In Leistungs- und Vergütungsverhandlungen steckt viel Potenzial, das es mit einer strukturierten Herangehensweise zu nutzen gilt. Speziell bei Unternehmen mit einer Vielzahl an Angeboten bzw. Kostensätzen und eines sich stetig weiterentwickelnden Angebotsportfolios stellt die professionelle Vorbereitung der Entgeltverhandlungen einen hohen organisatorischen, kaufmännischen und administrativen Aufwand dar.
2. Ein professionelles Controlling implementieren
Ein zweiter wichtiger Erfolgsfaktor für eine gute Wirtschaftlichkeit, der auch die Vorbereitung der Leistungs- und Vergütungsverhandlungen erheblich vereinfacht, ist ein professionell strukturiertes Controlling. Geschäftsführungen wie auch Führungskräfte brauchen die wichtigsten Kennzahlen übersichtlich, maßgerecht und aktuell aufbereitet, um stets einen aktuellen Überblick über die Wirtschaftlichkeit der einzelnen Angebote zu erhalten. Als Basis hierzu eignet sich u. a. das um Zinsen, Steuern, Abschreibungen und Amortisation bereinigte Betriebsergebnis – auch als EBITDA bezeichnet – das die tatsächliche betriebswirtschaftliche Leistung des jeweiligen Angebotes darstellt. Hieraus ist zu bewerten, welche Angebote wirtschaftlich tragfähig sind, welche Tendenzen erkennbar sind und wo es einer detaillierten Überprüfung bedarf.
Die jeweils verantwortlichen Führungskräfte benötigen einen Überblick über die für ihren Verantwortungsbereich bestehenden Leistungsvereinbarungen und müssen diese mit dem Blick auf deren Aktualität wiederkehrend prüfen. Bereits kleinere Leistungsanpassungen können Auswirkungen auf die Auskömmlichkeit der jeweiligen Entgelte haben. Prüffragen wie: „Sollten einzelne Leistungsvereinbarungen überarbeitet werden? Braucht es neue Verhandlungen z. B. für neue oder für die Anpassung bestehender Angebote? Kann das Angebot wirtschaftlich fortgeführt werden?“ eignen sich für eine erste Bewertung. Ein professionelles Controlling ist für die Beantwortung dieser Fragen unerlässlich. Es unterstützt die Leitungskräfte bei der Bewertung, die Geschäftsführung bei der Entscheidungsfindung und ermöglicht ein zeitnahes Reagieren.

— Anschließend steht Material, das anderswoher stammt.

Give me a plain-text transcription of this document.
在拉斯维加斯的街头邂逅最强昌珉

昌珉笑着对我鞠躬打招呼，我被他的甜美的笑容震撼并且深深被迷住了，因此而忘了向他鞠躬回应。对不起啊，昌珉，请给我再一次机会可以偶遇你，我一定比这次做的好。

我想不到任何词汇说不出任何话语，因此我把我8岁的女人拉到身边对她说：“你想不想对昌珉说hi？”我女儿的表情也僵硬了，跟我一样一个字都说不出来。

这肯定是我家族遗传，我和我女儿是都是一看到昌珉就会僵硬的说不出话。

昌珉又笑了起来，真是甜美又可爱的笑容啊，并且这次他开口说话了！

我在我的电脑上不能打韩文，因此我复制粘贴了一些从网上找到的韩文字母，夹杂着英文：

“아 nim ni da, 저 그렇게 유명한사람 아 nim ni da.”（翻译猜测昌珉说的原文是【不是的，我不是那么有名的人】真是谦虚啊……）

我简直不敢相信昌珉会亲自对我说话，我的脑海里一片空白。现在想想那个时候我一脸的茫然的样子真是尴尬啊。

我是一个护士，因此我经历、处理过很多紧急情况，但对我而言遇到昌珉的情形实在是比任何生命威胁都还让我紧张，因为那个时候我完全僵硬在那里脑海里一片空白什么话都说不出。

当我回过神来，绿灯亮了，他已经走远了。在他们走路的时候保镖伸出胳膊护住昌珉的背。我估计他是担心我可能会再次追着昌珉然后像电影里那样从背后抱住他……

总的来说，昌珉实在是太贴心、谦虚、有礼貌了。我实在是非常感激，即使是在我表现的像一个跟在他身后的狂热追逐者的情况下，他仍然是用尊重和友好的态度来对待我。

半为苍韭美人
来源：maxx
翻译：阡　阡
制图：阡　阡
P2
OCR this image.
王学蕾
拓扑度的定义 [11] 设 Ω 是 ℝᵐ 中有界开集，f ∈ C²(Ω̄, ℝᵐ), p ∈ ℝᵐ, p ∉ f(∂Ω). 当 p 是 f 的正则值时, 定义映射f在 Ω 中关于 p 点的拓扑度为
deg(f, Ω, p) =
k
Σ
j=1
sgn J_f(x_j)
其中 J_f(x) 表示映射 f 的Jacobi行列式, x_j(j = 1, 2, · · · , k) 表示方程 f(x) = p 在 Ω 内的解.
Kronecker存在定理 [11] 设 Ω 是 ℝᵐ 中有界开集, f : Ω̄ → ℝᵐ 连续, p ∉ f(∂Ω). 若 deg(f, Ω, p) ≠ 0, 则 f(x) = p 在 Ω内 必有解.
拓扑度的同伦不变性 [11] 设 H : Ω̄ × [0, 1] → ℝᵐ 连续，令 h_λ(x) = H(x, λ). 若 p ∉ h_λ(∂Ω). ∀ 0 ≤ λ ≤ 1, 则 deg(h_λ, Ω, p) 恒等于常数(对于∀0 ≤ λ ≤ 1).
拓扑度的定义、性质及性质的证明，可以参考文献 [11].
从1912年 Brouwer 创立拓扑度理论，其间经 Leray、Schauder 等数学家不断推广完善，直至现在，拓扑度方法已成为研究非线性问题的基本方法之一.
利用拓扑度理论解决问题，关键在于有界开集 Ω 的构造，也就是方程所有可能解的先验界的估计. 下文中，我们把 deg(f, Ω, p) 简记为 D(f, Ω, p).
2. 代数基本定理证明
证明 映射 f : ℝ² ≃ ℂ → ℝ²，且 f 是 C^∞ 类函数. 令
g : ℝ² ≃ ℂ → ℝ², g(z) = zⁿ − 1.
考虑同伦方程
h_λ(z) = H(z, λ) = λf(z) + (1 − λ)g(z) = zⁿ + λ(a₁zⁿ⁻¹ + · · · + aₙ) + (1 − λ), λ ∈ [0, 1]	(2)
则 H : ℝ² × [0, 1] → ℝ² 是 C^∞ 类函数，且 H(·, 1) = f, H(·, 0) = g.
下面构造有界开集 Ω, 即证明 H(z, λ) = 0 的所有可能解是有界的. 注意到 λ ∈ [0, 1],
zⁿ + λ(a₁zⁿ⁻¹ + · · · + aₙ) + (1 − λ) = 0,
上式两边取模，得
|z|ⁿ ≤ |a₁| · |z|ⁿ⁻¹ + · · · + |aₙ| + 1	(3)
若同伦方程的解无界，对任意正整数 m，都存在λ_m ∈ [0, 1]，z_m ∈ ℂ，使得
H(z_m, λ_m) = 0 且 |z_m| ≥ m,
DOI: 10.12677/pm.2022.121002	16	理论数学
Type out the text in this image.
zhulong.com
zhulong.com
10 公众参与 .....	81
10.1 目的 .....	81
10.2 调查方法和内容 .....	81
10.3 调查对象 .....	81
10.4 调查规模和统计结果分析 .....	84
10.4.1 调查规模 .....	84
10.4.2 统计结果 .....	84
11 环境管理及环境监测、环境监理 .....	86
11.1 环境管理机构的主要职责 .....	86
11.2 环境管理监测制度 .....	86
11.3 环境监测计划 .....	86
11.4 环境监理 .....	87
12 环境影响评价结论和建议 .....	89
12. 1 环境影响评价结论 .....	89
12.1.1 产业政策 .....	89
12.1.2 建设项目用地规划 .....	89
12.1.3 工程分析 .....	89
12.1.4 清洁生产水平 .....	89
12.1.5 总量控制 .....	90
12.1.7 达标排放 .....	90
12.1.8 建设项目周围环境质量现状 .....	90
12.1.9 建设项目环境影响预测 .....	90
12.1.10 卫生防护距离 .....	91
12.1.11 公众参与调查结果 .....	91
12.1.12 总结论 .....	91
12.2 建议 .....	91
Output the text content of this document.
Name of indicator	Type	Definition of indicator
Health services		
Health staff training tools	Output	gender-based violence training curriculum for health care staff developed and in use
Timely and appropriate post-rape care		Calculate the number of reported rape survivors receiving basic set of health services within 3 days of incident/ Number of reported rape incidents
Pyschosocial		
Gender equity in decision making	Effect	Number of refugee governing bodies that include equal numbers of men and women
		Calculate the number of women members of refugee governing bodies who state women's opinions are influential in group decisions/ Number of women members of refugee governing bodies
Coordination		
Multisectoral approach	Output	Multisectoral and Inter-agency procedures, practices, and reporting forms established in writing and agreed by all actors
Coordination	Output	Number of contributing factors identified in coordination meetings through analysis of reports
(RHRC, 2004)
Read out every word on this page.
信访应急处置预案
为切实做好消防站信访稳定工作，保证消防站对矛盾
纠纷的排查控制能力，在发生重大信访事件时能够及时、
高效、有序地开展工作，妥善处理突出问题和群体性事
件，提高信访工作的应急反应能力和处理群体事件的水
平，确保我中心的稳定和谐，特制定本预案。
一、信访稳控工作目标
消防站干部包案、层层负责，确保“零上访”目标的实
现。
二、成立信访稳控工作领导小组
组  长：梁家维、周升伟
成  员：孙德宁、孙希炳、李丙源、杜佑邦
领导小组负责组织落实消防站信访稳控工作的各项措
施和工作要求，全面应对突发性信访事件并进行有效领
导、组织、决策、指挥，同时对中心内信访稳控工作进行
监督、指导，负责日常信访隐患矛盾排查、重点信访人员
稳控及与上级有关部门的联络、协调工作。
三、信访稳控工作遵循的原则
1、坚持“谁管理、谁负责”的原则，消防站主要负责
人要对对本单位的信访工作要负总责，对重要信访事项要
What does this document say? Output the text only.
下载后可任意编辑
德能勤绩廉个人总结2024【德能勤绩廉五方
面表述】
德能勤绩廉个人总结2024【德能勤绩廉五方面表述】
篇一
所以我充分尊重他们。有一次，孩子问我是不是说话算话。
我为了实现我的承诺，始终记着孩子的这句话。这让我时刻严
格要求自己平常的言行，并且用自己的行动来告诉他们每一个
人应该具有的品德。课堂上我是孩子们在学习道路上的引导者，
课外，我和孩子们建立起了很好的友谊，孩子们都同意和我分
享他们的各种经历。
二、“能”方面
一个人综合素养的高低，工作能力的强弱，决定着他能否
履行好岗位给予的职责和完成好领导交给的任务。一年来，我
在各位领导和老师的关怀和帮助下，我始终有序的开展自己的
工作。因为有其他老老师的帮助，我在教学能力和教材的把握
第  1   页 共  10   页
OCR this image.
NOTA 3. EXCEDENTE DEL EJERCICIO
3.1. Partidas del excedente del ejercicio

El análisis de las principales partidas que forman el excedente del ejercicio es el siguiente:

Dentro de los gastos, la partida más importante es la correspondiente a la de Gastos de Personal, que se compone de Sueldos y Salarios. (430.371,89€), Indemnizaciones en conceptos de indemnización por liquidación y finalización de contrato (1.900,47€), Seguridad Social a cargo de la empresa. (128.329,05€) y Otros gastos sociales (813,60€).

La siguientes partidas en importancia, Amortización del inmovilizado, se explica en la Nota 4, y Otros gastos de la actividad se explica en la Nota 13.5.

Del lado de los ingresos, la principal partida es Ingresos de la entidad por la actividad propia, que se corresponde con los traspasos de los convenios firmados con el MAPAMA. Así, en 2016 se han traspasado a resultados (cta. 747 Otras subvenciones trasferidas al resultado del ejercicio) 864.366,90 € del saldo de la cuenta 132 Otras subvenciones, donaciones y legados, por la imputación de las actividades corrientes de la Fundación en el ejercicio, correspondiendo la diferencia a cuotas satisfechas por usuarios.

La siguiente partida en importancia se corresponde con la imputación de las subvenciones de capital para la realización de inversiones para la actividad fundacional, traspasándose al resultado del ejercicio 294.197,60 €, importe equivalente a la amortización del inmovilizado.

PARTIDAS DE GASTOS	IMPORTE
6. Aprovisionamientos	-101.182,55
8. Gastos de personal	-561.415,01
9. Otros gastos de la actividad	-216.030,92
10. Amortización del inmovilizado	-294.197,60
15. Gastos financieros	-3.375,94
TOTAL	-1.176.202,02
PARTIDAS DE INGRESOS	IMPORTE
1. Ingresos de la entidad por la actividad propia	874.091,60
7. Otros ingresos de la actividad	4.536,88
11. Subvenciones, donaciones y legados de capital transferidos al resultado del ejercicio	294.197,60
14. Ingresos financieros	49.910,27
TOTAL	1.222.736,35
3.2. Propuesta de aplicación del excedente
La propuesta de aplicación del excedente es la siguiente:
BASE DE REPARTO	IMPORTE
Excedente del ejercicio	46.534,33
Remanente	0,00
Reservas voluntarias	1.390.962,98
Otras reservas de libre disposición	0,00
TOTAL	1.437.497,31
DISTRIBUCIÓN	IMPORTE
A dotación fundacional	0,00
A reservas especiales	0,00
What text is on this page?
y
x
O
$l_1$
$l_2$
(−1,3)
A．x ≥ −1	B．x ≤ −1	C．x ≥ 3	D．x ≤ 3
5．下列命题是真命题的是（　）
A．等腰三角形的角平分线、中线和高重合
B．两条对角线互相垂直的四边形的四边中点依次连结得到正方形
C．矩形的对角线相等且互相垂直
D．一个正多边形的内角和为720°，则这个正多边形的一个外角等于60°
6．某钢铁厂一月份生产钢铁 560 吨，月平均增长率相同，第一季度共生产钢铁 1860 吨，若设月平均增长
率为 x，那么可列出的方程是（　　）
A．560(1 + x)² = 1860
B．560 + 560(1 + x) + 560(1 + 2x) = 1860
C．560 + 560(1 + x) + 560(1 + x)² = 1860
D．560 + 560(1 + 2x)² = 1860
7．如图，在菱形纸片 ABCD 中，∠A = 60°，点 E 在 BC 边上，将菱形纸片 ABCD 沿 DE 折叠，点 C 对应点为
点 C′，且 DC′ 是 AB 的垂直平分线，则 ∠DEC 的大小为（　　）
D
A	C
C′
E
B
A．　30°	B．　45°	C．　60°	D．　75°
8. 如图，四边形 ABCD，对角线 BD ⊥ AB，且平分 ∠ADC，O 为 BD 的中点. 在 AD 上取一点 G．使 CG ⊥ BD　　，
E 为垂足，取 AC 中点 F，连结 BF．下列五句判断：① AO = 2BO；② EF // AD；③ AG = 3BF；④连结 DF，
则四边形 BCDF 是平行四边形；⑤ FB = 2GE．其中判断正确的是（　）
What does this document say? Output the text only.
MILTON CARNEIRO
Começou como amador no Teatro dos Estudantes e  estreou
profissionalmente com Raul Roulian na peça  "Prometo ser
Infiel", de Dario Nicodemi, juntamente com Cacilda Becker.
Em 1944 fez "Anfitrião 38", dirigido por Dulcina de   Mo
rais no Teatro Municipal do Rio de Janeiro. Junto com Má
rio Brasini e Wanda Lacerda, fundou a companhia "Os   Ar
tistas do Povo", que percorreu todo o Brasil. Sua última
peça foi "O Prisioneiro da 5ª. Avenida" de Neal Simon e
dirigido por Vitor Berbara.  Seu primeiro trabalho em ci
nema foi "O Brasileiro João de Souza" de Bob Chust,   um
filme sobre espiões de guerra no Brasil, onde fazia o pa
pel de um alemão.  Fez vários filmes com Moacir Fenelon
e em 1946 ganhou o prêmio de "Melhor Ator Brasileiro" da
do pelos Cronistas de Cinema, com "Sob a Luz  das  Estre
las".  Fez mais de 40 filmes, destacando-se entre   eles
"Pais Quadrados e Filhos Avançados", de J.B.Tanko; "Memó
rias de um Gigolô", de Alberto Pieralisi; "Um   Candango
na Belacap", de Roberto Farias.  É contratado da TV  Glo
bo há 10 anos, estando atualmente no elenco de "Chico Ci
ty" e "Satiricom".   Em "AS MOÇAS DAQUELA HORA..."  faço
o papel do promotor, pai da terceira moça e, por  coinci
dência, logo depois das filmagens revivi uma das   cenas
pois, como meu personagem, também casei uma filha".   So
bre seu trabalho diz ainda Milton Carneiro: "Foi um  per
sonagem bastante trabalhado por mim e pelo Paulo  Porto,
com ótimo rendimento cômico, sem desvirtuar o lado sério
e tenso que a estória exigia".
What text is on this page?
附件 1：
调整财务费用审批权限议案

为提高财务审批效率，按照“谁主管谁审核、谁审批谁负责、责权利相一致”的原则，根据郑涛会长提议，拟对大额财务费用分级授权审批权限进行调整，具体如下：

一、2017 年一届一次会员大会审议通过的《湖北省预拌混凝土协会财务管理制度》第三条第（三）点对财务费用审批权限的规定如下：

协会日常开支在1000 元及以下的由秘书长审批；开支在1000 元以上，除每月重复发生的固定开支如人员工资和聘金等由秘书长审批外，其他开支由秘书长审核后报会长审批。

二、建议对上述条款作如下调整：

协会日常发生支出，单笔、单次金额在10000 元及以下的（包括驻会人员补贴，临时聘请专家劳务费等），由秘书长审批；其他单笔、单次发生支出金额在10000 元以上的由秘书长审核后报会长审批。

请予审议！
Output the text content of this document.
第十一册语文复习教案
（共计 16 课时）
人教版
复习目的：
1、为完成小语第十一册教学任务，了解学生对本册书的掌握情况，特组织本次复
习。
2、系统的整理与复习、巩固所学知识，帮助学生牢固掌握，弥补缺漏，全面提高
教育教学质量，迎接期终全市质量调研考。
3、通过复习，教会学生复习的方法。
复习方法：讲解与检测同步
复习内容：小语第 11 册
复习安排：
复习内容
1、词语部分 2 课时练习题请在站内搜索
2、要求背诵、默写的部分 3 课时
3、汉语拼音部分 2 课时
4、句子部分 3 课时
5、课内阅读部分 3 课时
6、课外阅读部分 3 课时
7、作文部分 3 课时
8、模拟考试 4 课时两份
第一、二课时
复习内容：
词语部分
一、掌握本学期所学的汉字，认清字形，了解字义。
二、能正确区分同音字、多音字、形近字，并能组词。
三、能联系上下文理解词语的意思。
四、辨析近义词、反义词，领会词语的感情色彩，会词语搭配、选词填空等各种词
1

Es ist zudem unerlässlich, die Bereiche Finanzierung, Verwaltung und Leitung eng miteinander zu verzahnen. Führungskräfte sollten die benötigten Informationen bei Bedarf stets zur Verfügung haben, um weitere Schritte zu prüfen und zu bewerten, wie notwendige Anpassungen plausibel gegenüber den Leistungsträgern argumentiert und durchgesetzt werden können. Ein professionelles Controlling sowie ein strukturiert aufgebautes Kennzahlensystem können dabei unterstützen, Abrechnungs-, Prüf- und Dokumentationsprozesse zu optimieren.
3. Wirtschaftliches Risiko abbilden
Im Zuge von Veränderungsprozessen und neuen Anforderungen besteht eine wichtige Aufgabe darin, neue Angebotsformen zu entwickeln. Für solche Konzeptentwicklungen, ebenso wie für die Bereitstellung von qualifiziertem Personal im Zuge der Prüfung der Betriebserlaubnis, gehen freie Träger häufig in Vorleistung und setzen sich damit einem wirtschaftlichen Risiko aus. Basis für eine solide Bewertung ist zunächst einmal die Klarheit darüber herbeizuführen, wie sich das jeweilige Angebot betriebswirtschaftlich darstellt. Grundsätzlich ist es notwendig, dass Träger ein auskömmliches positives Betriebsergebnis erzielen, um Konzeptionsarbeiten und den Aufbau neuer Angebote abzudecken sowie innovativ handeln zu können. Zudem braucht es Instrumente, die das finanzielle Risiko ausgleichen und in Entgelten und Entgeltverhandlungen abbilden können.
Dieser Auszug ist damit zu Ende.